Westfield, Vermont is located in Orleans County and is considered part of the state’s “Northeast Kingdom”. This rural town has a population of 526 (2020 Census).

Chartered on May 15, 1780, Westfield was one of six towns granted as part of a fund- raising effort. Colonel William Williams of Wilmington, Vermont, among others, had served on a legislative committee that came up with the solution of selling these lands for raising funds. Only two grantees paid their granting fees on time and were chartered that May: Enosburg and Westfield. Out of several explanations for Westfield’s town name, the most plausible is that it was named after the Honorable William West, Esquire, a distinguished resident of Scituate, Rhode Island and one of several New England legislators supporting statehood for Vermont. West sold this and other lands he had been given for his political services in 1785, and there is no record of him ever visiting the area.

During the war of 1812, the inhabitants were apprehensive of a British invasion from Canada.
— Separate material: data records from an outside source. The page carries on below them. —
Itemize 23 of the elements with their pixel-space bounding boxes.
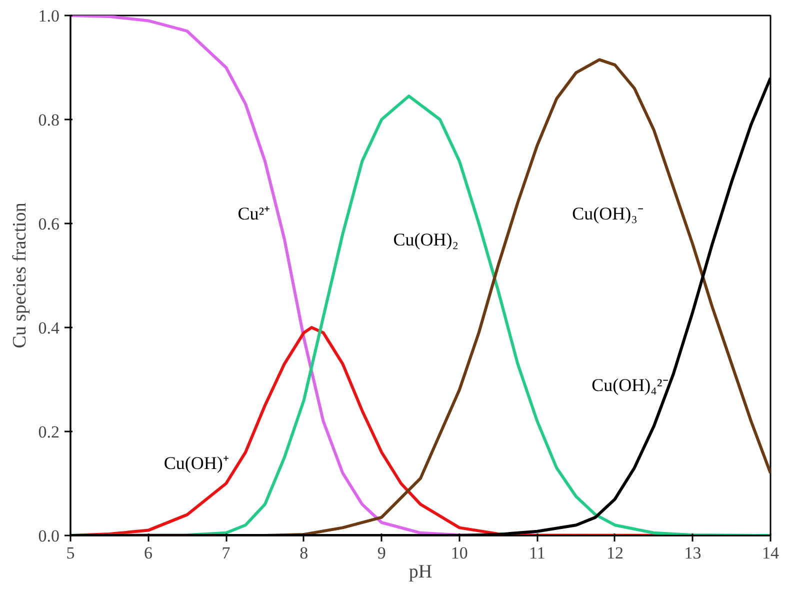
x-tick-label: 12 — [606, 544, 624, 562]
series-label: Cu(OH)₂ — [393, 230, 459, 250]
y-axis-title: Cu species fraction — [9, 202, 30, 348]
x-tick-label: 5 — [66, 544, 75, 562]
x-tick-label: 7 — [222, 544, 231, 562]
x-tick-label: 8 — [300, 544, 308, 562]
x-tick-label: 14 — [762, 544, 780, 562]
y-tick-label: 1.0 — [38, 6, 60, 26]
x-tick-label: 13 — [684, 544, 702, 562]
x-tick-label: 11 — [528, 544, 546, 562]
x-tick-label: 10 — [450, 544, 468, 562]
series-label: Cu²⁺ — [238, 204, 270, 224]
y-tick-label: 0.0 — [38, 526, 60, 546]
x-tick-label: 9 — [377, 544, 386, 562]
series-label: Cu(OH)⁺ — [164, 453, 229, 474]
y-tick-label: 0.2 — [38, 422, 60, 442]
y-tick-label: 0.8 — [38, 110, 60, 130]
series-label: Cu(OH)₃⁻ — [572, 204, 644, 224]
y-tick-label: 0.6 — [38, 214, 60, 234]
x-tick-label: 6 — [144, 544, 153, 562]
x-axis-title: pH — [408, 562, 432, 582]
y-tick-label: 0.4 — [38, 318, 60, 338]
series-label: Cu(OH)₄²⁻ — [592, 375, 668, 396]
The barn of Captain Mead Hitchcock was converted into a blockhouse refuge, but fortunately never had to be defended. Hazens Notch represents another tie to Vermont’s history. Again stimulated by concerns for British expansion into the region, the nearly 2,000 feet high “Notch” just south of Sugarloaf Mountain, is the northern terminus of the old Bayley-Hazen Military Road, which begins at Newbury in Orange County. Built by Generals Bayley and Hazen during the Revolutionary War, the military road was a possible invasion route to Canada. Less tenuous ties to the past have served to stimulate “by-ways” in other regions of the state and country.

Westfield’s only post office was located in the village in 1830 when the population of the town was just over 350. The post office still serves inhabitants, numbering 503 in the 2000 Census, a 19% increase from 1990. The Westfield green is a significant common area, shaded by maple trees and located on level ground at the edge of the larger alluvial plan around Route 100. The Hitchcock Museum and Library (pictured), a square white building with a clock tower, was built in 1899, and has exhibit rooms with 19th-century farm tools, furniture, costumes, linens, photographs, rock, butterfly and coral collections.

The town is also home to the Benedictine Monastery of the Immaculate Heart of Mary, founded in 1981 by the Abbaye Sainte-Marie des Deux-Montagnes in Canada. They are contemplative Benedictine nuns belonging to the Congregation of Solesmes.

Westfield is heavily influenced by the natural resource base. Farm and forest land dominate, and the towns of Jay and Westfield share a series of peaks defining the northern most chain of the Green Mountains. The peaks immediately related to Jay Peak form a critical part of the local, regional, and even, one might suggest, the international landscape. These peaks dominate the area and are visible from town and many points throughout the Northeast Kingdom, including being part of a panoramic landscape visible from Burke Mountain, from the fire tower near Lake Elmore, from the town lookout in Brownington, as well as many areas to the west and from vantage points along the river plain formed by the St. Lawrence River in Canada. It is reported “on a clear day, one may view the streets of Montreal to the northwest, the White Mountains to the east, and Lake Champlain and the Adirondacks to the south and west,” from these peaks.